Another medical kidnapping in Massachusetts
On behalf of Johnson, Sclafani & Moriarty, Attorneys at Law posted in Child Custody on Thursday, June 18, 2015.
A Massachusetts couple was in the midst of a move to Alabama to reside near the husband’s relatives. The mother wound up delivering six weeks prematurely in Mobile, Alabama.
As is the case with premature babies, the infant was transferred to the Neonatal Intensive Care Unit. Meanwhile, her mother struggled to pump enough breast milk to sustain her baby, but was unsuccessful and had to switch to formula.
The baby’s reflux caused her to need IV fluids. There was a period where pediatricians attempted to find the right formula that the baby could digest. Once they discovered the right one, she began to gain weight.
At a Massachusetts WIC appointment, the pediatrician refused to authorize a supply of that formula, instead switching her to a kind that exacerbated the reflux and caused her weight loss. He reportedly told the mother “he was the one [with] a medical degree, and she was a first-time mother.” He also turned the parents in to the Department of Children and Families for “not feeding their child,” omitting his role in refusing to prescribe one of the two formulas the baby could tolerate.

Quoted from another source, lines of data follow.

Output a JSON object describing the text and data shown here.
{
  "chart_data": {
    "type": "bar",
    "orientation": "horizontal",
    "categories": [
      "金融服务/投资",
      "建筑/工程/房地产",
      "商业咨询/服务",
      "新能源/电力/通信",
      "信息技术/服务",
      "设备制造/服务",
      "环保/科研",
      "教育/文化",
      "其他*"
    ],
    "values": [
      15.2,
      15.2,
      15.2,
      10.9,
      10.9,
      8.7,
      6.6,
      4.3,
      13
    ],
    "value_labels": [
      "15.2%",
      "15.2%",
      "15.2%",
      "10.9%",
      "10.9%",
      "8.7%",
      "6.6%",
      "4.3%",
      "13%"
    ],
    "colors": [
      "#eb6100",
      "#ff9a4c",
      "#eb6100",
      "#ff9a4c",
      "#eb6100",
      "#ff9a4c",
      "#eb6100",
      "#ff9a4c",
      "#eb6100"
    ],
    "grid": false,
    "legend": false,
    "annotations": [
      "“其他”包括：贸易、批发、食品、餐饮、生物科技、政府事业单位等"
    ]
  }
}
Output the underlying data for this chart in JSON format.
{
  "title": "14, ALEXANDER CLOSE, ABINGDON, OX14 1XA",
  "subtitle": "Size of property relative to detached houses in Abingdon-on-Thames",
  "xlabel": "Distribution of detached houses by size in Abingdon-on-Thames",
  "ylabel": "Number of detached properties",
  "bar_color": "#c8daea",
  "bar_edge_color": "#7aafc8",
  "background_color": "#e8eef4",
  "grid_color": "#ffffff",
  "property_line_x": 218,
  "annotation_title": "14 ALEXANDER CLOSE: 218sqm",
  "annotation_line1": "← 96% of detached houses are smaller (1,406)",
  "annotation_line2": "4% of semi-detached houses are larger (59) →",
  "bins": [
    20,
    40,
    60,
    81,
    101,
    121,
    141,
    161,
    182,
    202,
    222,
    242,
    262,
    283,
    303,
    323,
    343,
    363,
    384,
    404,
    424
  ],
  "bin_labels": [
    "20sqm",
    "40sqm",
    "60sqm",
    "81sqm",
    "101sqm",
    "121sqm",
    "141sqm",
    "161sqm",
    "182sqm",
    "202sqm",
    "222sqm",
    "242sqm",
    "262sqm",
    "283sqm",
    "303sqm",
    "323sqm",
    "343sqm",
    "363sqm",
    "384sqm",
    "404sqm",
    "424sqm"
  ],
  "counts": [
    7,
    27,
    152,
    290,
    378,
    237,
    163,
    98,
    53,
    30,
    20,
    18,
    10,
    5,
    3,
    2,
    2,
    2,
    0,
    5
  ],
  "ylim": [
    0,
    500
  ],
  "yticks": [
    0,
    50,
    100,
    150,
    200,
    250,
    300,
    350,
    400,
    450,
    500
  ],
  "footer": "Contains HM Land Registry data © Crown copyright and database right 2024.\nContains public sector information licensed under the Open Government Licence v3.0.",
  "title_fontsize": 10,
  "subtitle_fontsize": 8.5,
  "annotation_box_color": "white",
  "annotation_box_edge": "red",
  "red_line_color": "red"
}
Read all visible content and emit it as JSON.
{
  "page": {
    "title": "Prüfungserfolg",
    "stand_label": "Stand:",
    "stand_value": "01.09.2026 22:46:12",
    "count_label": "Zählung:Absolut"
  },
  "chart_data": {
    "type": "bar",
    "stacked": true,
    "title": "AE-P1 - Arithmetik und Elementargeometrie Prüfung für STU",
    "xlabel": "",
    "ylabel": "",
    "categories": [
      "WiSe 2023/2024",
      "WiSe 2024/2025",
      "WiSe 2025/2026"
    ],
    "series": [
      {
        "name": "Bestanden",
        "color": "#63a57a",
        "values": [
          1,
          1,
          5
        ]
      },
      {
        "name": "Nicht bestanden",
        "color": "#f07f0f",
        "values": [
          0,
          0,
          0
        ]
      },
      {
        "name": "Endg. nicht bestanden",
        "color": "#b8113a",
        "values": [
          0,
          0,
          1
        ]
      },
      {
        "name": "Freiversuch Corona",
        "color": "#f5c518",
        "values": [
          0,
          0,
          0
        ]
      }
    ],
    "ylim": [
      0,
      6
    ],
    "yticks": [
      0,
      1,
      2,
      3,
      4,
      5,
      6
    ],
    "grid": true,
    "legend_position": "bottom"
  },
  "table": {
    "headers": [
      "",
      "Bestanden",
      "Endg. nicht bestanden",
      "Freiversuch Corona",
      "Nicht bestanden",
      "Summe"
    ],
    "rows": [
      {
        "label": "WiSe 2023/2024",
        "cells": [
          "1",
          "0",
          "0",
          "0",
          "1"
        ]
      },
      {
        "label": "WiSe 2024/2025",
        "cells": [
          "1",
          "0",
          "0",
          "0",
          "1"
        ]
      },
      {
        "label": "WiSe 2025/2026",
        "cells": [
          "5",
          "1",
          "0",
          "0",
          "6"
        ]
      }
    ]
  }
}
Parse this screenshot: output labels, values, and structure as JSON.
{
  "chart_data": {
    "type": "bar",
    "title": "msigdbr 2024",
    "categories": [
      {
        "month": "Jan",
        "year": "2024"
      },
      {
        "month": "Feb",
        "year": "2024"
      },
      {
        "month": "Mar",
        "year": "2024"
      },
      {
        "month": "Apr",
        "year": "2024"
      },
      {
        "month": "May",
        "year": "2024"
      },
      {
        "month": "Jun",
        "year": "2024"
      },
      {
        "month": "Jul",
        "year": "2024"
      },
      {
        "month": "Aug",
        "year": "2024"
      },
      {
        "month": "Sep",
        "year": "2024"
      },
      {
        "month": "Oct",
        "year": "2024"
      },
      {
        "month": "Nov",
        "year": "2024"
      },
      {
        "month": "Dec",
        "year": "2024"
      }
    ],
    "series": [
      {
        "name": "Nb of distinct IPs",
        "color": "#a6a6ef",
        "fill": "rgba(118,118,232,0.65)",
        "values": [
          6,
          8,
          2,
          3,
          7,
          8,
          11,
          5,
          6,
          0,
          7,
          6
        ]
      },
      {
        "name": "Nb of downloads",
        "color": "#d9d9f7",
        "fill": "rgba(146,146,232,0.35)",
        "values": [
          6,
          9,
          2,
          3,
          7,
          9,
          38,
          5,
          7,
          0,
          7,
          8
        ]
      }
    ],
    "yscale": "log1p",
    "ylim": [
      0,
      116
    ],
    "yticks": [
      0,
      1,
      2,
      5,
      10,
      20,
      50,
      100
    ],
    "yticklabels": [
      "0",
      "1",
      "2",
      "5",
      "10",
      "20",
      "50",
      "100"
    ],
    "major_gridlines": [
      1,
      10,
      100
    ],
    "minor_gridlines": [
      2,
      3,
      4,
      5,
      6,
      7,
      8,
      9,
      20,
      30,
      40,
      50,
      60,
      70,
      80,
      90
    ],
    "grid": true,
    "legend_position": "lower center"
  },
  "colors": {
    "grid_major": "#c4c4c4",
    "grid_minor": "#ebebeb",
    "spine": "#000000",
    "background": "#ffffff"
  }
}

When they relocated to Alabama, the DCF officials tracked them down, ordering them to return to Massachusetts even after an Alabama social worker with the state’s equivalent agency cleared the parents after a home study.
An investigator from the Massachusetts DCF allegedly informed the parents that there were concerns about the baby’s weight loss. The parents allege they were threatened with criminal charges unless they made the 1,500-mile trip back north.
Problems only increased from there. The baby was taken from them even after another county’s caseworker recommended their case be closed. When the other investigator insisted on a hospital’s clearance, the baby passed that as well.
Just as in another well-publicized Massachusetts case, the DCF demanded the infant be transferred to Boston Children’s Hospital. After further egregious events at the hands of DCF, the baby is now allegedly being put up for adoption.
A scenario such as that is nearly unfathomable, and yet it happens. In cases where the DCF seizes custody, parents need a firm and knowledgeable legal advocate in their corner to do battle with them to protect their parental rights.